In summary, the diagnosis of GLUT1 deficiency (ICD-10 code E74.810) is based on a combination of clinical symptoms, CSF glucose levels, genetic testing, and the patient's response to dietary management. Early diagnosis and intervention are crucial for improving outcomes in affected individuals. If you have further questions or need more detailed information, feel free to ask!

Glucose transporter protein type 1 deficiency (GLUT1 deficiency syndrome), classified under ICD-10 code E74.810, is a rare genetic disorder that affects glucose transport across the blood-brain barrier, leading to neurological symptoms. The management of this condition primarily focuses on dietary interventions and symptomatic treatment. Below is a detailed overview of the standard treatment approaches for GLUT1 deficiency.

Dietary Management

Ketogenic Diet

The cornerstone of treatment for GLUT1 deficiency is the ketogenic diet, which is high in fats and low in carbohydrates. This diet aims to provide an alternative energy source for the brain, primarily through ketone bodies, which can be utilized when glucose transport is impaired.
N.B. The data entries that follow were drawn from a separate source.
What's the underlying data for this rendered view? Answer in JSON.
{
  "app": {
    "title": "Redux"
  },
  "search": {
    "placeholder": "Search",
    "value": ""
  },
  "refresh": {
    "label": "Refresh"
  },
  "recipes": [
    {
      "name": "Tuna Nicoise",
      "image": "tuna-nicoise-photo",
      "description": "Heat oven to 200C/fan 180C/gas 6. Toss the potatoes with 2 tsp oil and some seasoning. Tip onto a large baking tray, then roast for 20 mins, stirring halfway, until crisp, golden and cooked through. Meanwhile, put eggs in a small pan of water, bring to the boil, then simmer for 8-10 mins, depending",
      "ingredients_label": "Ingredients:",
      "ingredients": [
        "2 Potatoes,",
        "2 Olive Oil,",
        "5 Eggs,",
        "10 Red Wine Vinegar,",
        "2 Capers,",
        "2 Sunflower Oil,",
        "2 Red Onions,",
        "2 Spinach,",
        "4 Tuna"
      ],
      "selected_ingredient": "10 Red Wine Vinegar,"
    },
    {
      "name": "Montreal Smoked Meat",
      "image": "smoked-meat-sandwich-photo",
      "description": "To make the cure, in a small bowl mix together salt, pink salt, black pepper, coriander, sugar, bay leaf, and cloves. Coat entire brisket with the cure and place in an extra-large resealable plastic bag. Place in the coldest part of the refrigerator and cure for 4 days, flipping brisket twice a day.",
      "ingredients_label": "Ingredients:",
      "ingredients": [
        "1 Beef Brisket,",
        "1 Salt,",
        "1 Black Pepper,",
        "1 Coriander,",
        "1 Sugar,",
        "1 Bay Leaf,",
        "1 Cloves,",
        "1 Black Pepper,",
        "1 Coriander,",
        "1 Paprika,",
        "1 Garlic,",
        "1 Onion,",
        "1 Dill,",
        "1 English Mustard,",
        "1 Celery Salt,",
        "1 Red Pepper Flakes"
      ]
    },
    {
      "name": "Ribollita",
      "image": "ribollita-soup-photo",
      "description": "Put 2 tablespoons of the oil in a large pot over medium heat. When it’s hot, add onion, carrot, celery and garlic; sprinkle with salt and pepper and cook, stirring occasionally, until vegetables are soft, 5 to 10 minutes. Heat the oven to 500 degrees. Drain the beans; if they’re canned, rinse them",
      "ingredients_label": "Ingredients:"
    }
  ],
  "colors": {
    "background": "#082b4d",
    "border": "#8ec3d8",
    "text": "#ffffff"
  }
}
The ketogenic diet has been shown to improve neurological function and reduce seizures in affected individuals[3].

• Types of Ketogenic Diets:
• Classic Ketogenic Diet: A strict ratio of fats to proteins and carbohydrates, typically 4:1 or 3:1.
• Modified Atkins Diet: A less restrictive version that allows for more carbohydrates while still promoting ketosis.
• Medium-Chain Triglyceride (MCT) Diet: Incorporates MCT oil, which can be more easily converted into ketones.

Monitoring and Adjustments

Regular monitoring by a healthcare team, including a dietitian, is essential to ensure nutritional adequacy and to adjust the diet based on the patient's response and growth needs. Blood ketone levels and glucose levels are typically monitored to assess the effectiveness of the diet[4].
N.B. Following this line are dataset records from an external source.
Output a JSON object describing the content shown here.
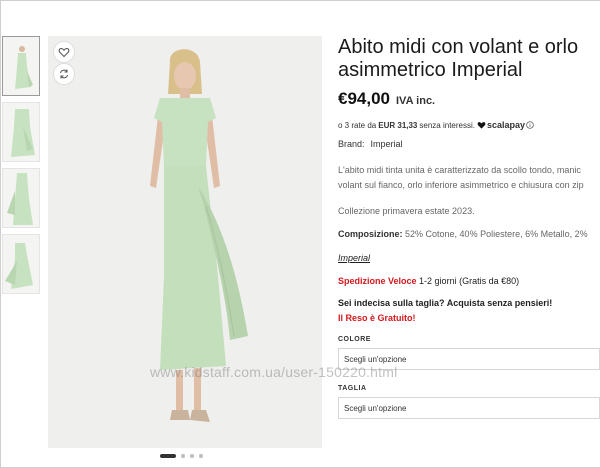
{
  "product": {
    "title_line1": "Abito midi con volant e orlo",
    "title_line2": "asimmetrico Imperial",
    "price": "€94,00",
    "vat": "IVA inc.",
    "rate_prefix": "o 3 rate da",
    "rate_amount": "EUR 31,33",
    "rate_suffix": "senza interessi.",
    "scalapay_label": "scalapay",
    "brand_label": "Brand:",
    "brand_value": "Imperial",
    "description_line1": "L'abito midi tinta unita è caratterizzato da scollo tondo, manic",
    "description_line2": "volant sul fianco, orlo inferiore asimmetrico e chiusura con zip",
    "collection": "Collezione primavera estate 2023.",
    "composition_label": "Composizione:",
    "composition_value": "52% Cotone, 40% Poliestere, 6% Metallo, 2%",
    "brand_link": "Imperial"
  },
  "shipping": {
    "fast_label": "Spedizione Veloce",
    "fast_detail": "1-2 giorni (Gratis da €80)",
    "size_doubt": "Sei indecisa sulla taglia? Acquista senza pensieri!",
    "free_return": "Il Reso è Gratuito!"
  },
  "options": {
    "color_label": "COLORE",
    "color_value": "Scegli un'opzione",
    "size_label": "TAGLIA",
    "size_value": "Scegli un'opzione"
  },
  "watermark": "www.kidstaff.com.ua/user-150220.html",
  "gallery": {
    "slide_count": 4,
    "active_slide": 1
  },
  "icons": {
    "wishlist": "heart-icon",
    "compare": "refresh-icon",
    "scalapay": "heart-filled-icon",
    "info": "info-icon"
  },
  "colors": {
    "accent_red": "#d3191d",
    "dress_green": "#c7e2c0"
  }
}
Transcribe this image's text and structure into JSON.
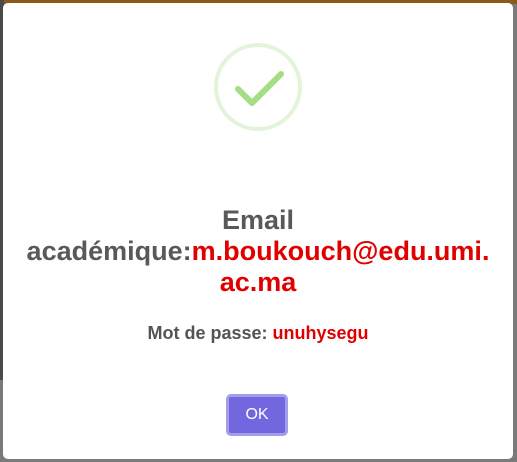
{
  "dialog": {
    "icon": "success-check-icon",
    "title_label": "Email académique:",
    "title_value": "m.boukouch@edu.umi.ac.ma",
    "password_label": "Mot de passe:",
    "password_value": "unuhysegu",
    "ok_label": "OK"
  },
  "colors": {
    "accent_value": "#e00000",
    "button": "#7367e0",
    "success": "#a5dc86",
    "text": "#595959"
  }
}
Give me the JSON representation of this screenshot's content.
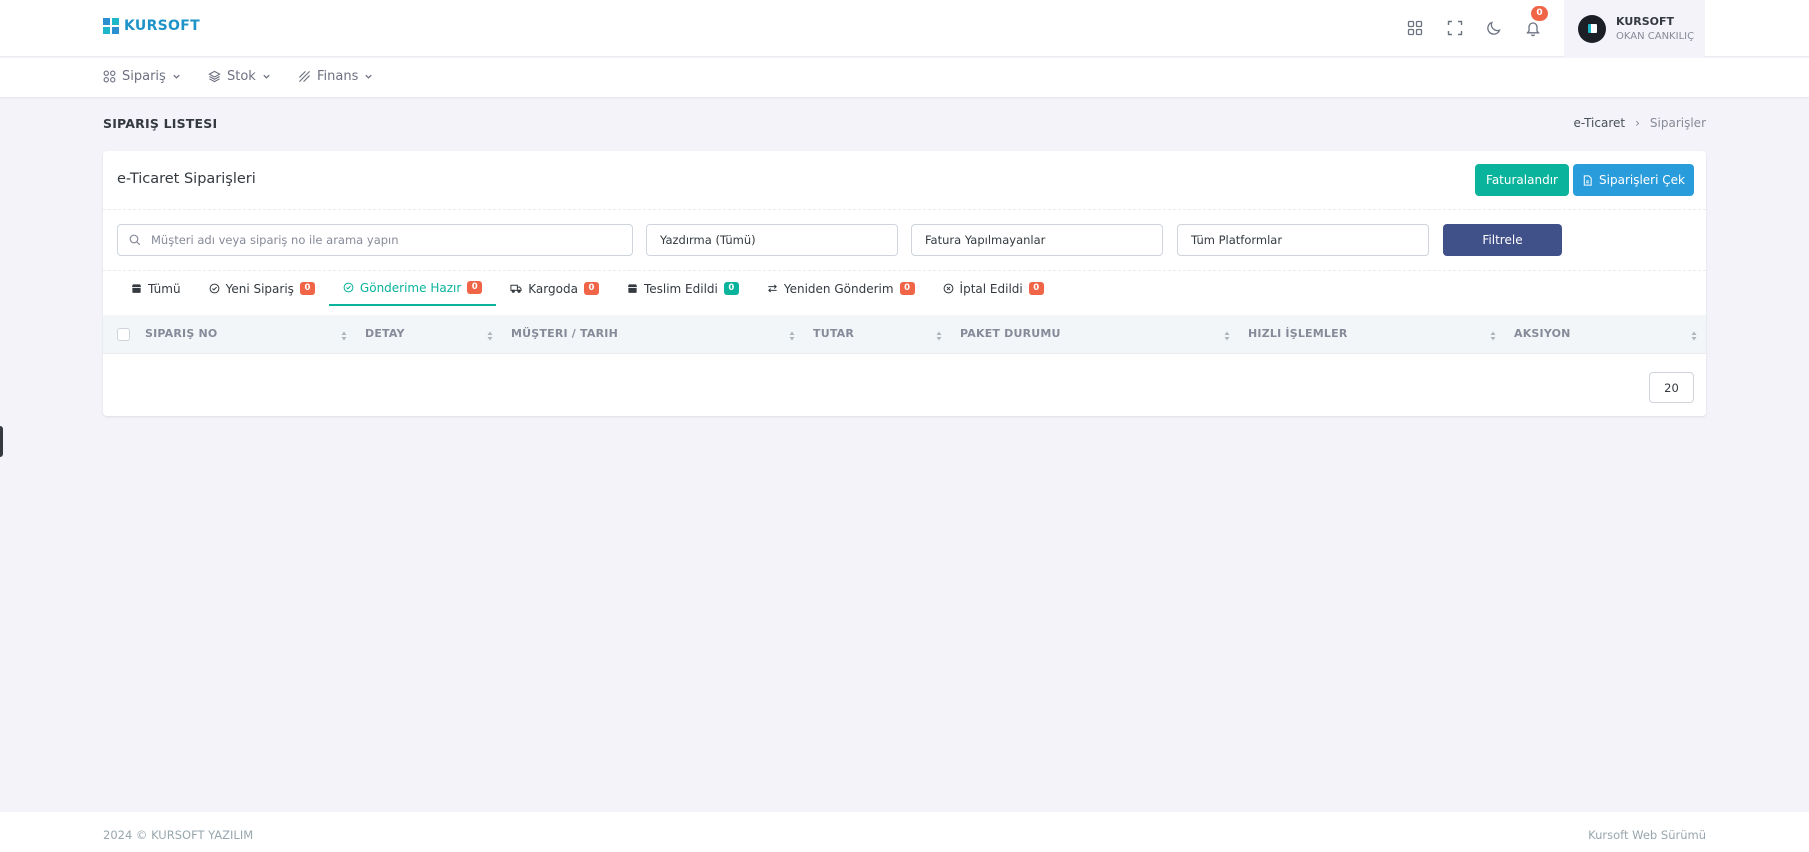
{
  "header": {
    "logo_text": "KURSOFT",
    "notification_count": "0",
    "user": {
      "name": "KURSOFT",
      "subtitle": "OKAN CANKILIÇ"
    }
  },
  "nav": {
    "items": [
      {
        "label": "Sipariş",
        "icon": "grid-icon"
      },
      {
        "label": "Stok",
        "icon": "layers-icon"
      },
      {
        "label": "Finans",
        "icon": "money-icon"
      }
    ]
  },
  "page": {
    "title": "SIPARIŞ LISTESI",
    "breadcrumb": {
      "parent": "e-Ticaret",
      "separator": "›",
      "current": "Siparişler"
    }
  },
  "card": {
    "title": "e-Ticaret Siparişleri",
    "buttons": {
      "invoice": "Faturalandır",
      "fetch": "Siparişleri Çek"
    },
    "filters": {
      "search_placeholder": "Müşteri adı veya sipariş no ile arama yapın",
      "print": "Yazdırma (Tümü)",
      "invoice": "Fatura Yapılmayanlar",
      "platform": "Tüm Platformlar",
      "submit": "Filtrele"
    },
    "tabs": [
      {
        "label": "Tümü",
        "count": null
      },
      {
        "label": "Yeni Sipariş",
        "count": "0"
      },
      {
        "label": "Gönderime Hazır",
        "count": "0"
      },
      {
        "label": "Kargoda",
        "count": "0"
      },
      {
        "label": "Teslim Edildi",
        "count": "0"
      },
      {
        "label": "Yeniden Gönderim",
        "count": "0"
      },
      {
        "label": "İptal Edildi",
        "count": "0"
      }
    ],
    "active_tab": "Gönderime Hazır",
    "table": {
      "columns": [
        "SIPARIŞ NO",
        "DETAY",
        "MÜŞTERI / TARIH",
        "TUTAR",
        "PAKET DURUMU",
        "HIZLI İŞLEMLER",
        "AKSIYON"
      ]
    },
    "page_size": "20"
  },
  "footer": {
    "left": "2024 © KURSOFT YAZILIM",
    "right": "Kursoft Web Sürümü"
  },
  "colors": {
    "primary": "#405189",
    "success": "#0ab39c",
    "info": "#299cdb",
    "danger": "#f06548",
    "background": "#f3f3f9"
  }
}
Pharmacological Treatments

While dietary management is the primary approach, certain medications may be used to manage specific symptoms associated with GLUT1 deficiency:

• Antiepileptic Drugs: If seizures occur, antiepileptic medications may be prescribed. The choice of medication depends on the type of seizures experienced by the patient[5].
• Other Symptomatic Treatments: Depending on the individual’s symptoms, additional medications may be used to address issues such as movement disorders or behavioral problems.

Supportive Therapies

Physical and Occupational Therapy

Patients may benefit from physical and occupational therapy to improve motor skills and daily functioning. These therapies can help address developmental delays and improve quality of life[6].

Educational Support

Children with GLUT1 deficiency may require special educational support to accommodate learning difficulties. Individualized education plans (IEPs) can be developed to support their unique learning needs.

Conclusion

In summary, the standard treatment for GLUT1 deficiency syndrome primarily revolves around the implementation of a ketogenic diet, which serves to provide an alternative energy source for the brain. Alongside dietary management, pharmacological treatments may be utilized to control seizures and other symptoms, while supportive therapies can enhance overall development and quality of life. Ongoing research continues to explore additional therapeutic options and the long-term outcomes of current treatment strategies, emphasizing the importance of a multidisciplinary approach in managing this complex condition[7].

For individuals diagnosed with GLUT1 deficiency, close collaboration with healthcare providers is crucial to tailor treatment plans that meet their specific needs and to monitor progress effectively.